A Korean barbecue restaurant whose history traces back to three generations of female owners swings open in Soho this weekend — and for some, the spot may feel familiar.
The Woo, spearheaded by Julie Choi, whose family also runs Bann in Midtown, is a new iteration of a restaurant her mother used to run on Mercer Street, which shuttered after a 12-year run in 2011. Then called Woo Lae Oak, the restaurant was credited with expanding Korean fare outside the confines of Koreatown, long before the sizzling, grill-it-yourself experience became mainstream.
Choi’s new, three-story venue is opening Saturday at 206 Spring St., a few blocks from the one her mother opened in 1999. Her mother’s version followed the original Woo Lae Oak in Midtown, which was brought to Manhattan by Choi’s grandmother, a tiny woman under 5-feet tall who spoke little to no English, in 1974.
Choi hopes her restaurant will continue shaping New Yorkers’ understanding of Korean food, just as her mother’s and grandmother’s restaurants did years ago. But despite all the family history, the Woo won’t be quite the same as the previous ones, she says. Her restaurant has modified its cooking techniques to reflect the modern era, she tells Eater.
“A lot of people say we’re a watered-down version of Korean food,” Choi says, but she describes it differently. Her aim is to tone down saltiness and spiciness, and present dishes in a “refined and elegant atmosphere.”

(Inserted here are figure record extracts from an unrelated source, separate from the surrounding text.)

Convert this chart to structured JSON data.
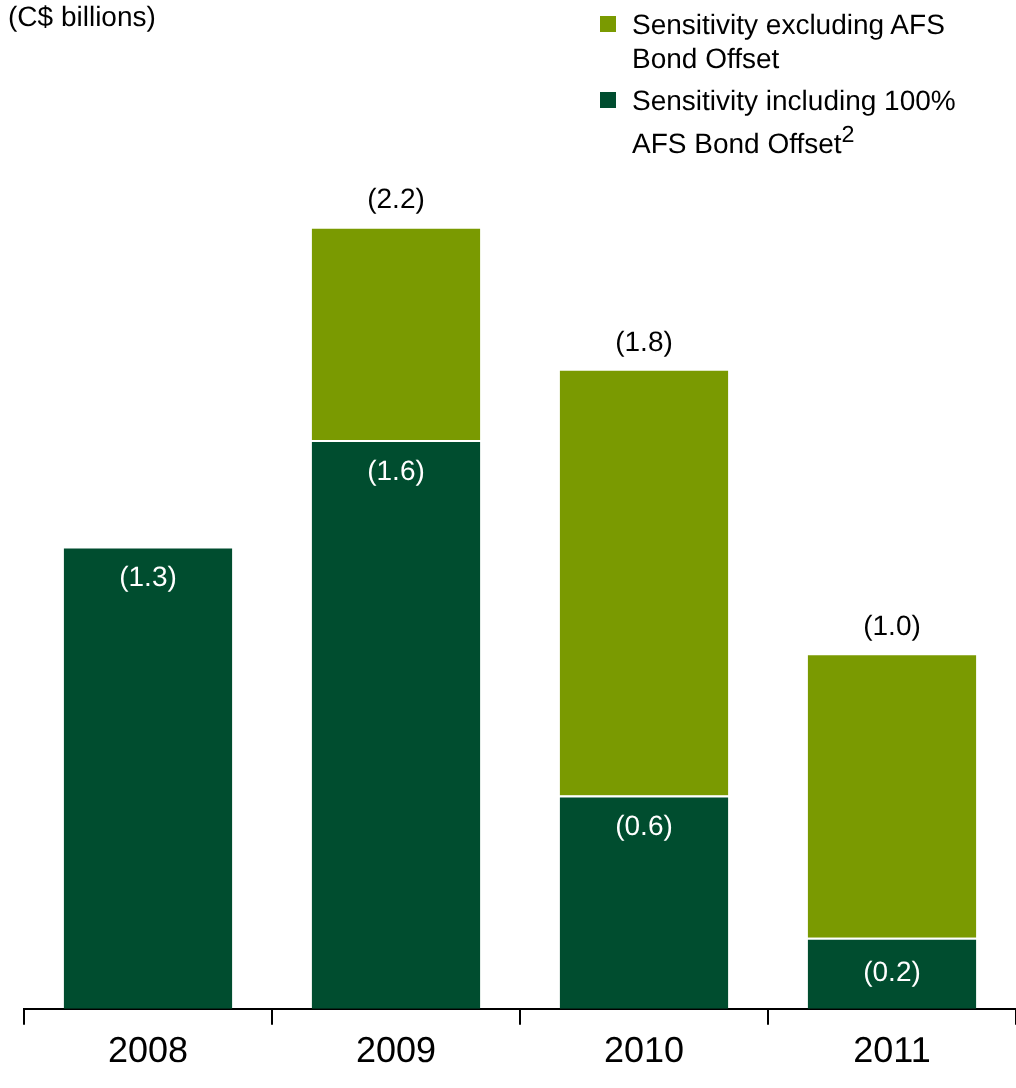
{
  "chart_data": {
    "type": "bar",
    "annotations": [
      "(C$ billions)"
    ],
    "categories": [
      "2008",
      "2009",
      "2010",
      "2011"
    ],
    "stacked": true,
    "legend": "top right",
    "series": [
      {
        "name": "Sensitivity including 100% AFS Bond Offset$^{2}$",
        "color": "#004d2f",
        "values": [
          1.3,
          1.6,
          0.6,
          0.2
        ],
        "value_labels": [
          "(1.3)",
          "(1.6)",
          "(0.6)",
          "(0.2)"
        ]
      },
      {
        "name": "Sensitivity excluding AFS Bond Offset",
        "color": "#7a9a01",
        "values": [
          null,
          0.6,
          1.2,
          0.8
        ]
      }
    ],
    "totals": [
      null,
      "(2.2)",
      "(1.8)",
      "(1.0)"
    ]
  }
}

The signature fish dish at Woo Lae Oak, made with a sweet-and-spicy, garlic soy-reduction, was originally boiled two separate times, for instance. “Why do that to a cooked piece of fish?” Choi says. At the Woo, the dish will be simmered instead. “If you use such nice ingredients, you don’t have to boil it twice. We try to treat the ingredients as special as possible, while still trying to keep it Korean and authentic,” she says.

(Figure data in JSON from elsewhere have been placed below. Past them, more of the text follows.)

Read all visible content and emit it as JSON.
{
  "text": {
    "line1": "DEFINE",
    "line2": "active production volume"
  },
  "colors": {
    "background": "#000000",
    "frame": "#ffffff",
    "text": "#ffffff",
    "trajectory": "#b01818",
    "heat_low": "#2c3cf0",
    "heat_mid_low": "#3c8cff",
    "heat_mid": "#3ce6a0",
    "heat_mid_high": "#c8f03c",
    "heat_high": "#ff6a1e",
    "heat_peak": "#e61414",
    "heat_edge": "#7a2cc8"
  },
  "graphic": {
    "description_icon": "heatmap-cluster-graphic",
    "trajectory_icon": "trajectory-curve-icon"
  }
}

Also new will be the option to start with small, Korean-style sharing plates, as well as kimbap, sushi rolls filled with vegetables and lobster, beef, or shrimp, among other protein options. Fried calamari and scallion pancakes will join the menu, too. Barbecue remains the centerpiece, with more than a dozen options from duck to yellowfin tuna, but unlike past iterations of the Woo, the new restaurant will eventually offer less ubiquitous meats like ostrich and venison. A few former favorites will return though, like ke sal mari, a crab and leek dish wrapped in spinach crepes.

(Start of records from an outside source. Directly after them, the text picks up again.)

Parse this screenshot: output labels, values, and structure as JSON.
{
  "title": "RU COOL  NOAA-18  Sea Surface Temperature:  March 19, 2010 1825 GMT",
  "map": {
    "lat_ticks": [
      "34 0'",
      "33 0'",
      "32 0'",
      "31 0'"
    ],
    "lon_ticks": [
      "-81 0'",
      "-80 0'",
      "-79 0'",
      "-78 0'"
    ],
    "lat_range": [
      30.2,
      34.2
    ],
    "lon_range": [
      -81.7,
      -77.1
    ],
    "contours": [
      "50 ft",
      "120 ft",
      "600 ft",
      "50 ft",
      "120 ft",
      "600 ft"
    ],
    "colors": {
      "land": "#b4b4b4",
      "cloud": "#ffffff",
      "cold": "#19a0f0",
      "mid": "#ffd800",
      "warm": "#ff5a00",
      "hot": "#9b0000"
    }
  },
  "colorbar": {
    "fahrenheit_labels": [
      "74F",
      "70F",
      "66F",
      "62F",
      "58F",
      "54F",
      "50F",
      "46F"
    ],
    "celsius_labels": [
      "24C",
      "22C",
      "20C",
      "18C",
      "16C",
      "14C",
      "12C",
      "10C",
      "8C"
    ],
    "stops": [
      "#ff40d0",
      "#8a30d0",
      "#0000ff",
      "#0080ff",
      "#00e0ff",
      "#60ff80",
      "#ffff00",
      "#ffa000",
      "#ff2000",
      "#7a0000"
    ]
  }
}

It’s a big enterprise. Between two floors and a basemen kitchen, about 250 guests can dine in the sleek space that’s intended to be a slightly upscale version of Korean barbecue restaurant, equipped with grilling tables sporting a downdraft system that pulls the smoke from cooking down and out of the restaurant. Choi wants it to be filled with “the kids of the people who used to be regulars” at Woo Lae Oak, she says.
She’s reopening the restaurant at a time when the perception of Korean food has changed across the U.S., thanks to the rise of Korean culture in the mainstream and Korean-American chefs like David Chang and Roy Choi. Today, New Yorkers have plenty of places to choose from to experience modern takes on Korean fare, from Cote Korean Steakhouse to Atomix to Soogil, all of which have opened in the past couple of years.
“Right now it’s super popular, but back then no one really knew,” Choi says.
This establishment carries a weight beyond being a new fine dining Korean restaurant in a competitive city — it’s a family relic, a piece of Choi’s childhood, and now, a piece of her son’s, too. Choi’s first job was to scoop rice and man the cashier at Woo Lae Oak, and at 17, she was named pastry chef. It’s where she met her husband, and twenty years later, they now run Bann together.
When Choi’s family opened Bann, a family-friendly spot that also specializes in Korean barbecue, in 2006, Choi stepped out of the kitchen and into the managerial side of the business. Her 7-year-old son took his first steps there — “he says he wants to be a chef,” Choi says.
The Woo will be open from noon to 10:30 p.m. Sunday through Thursday, and until 11:30 p.m. on Fridays and Saturdays.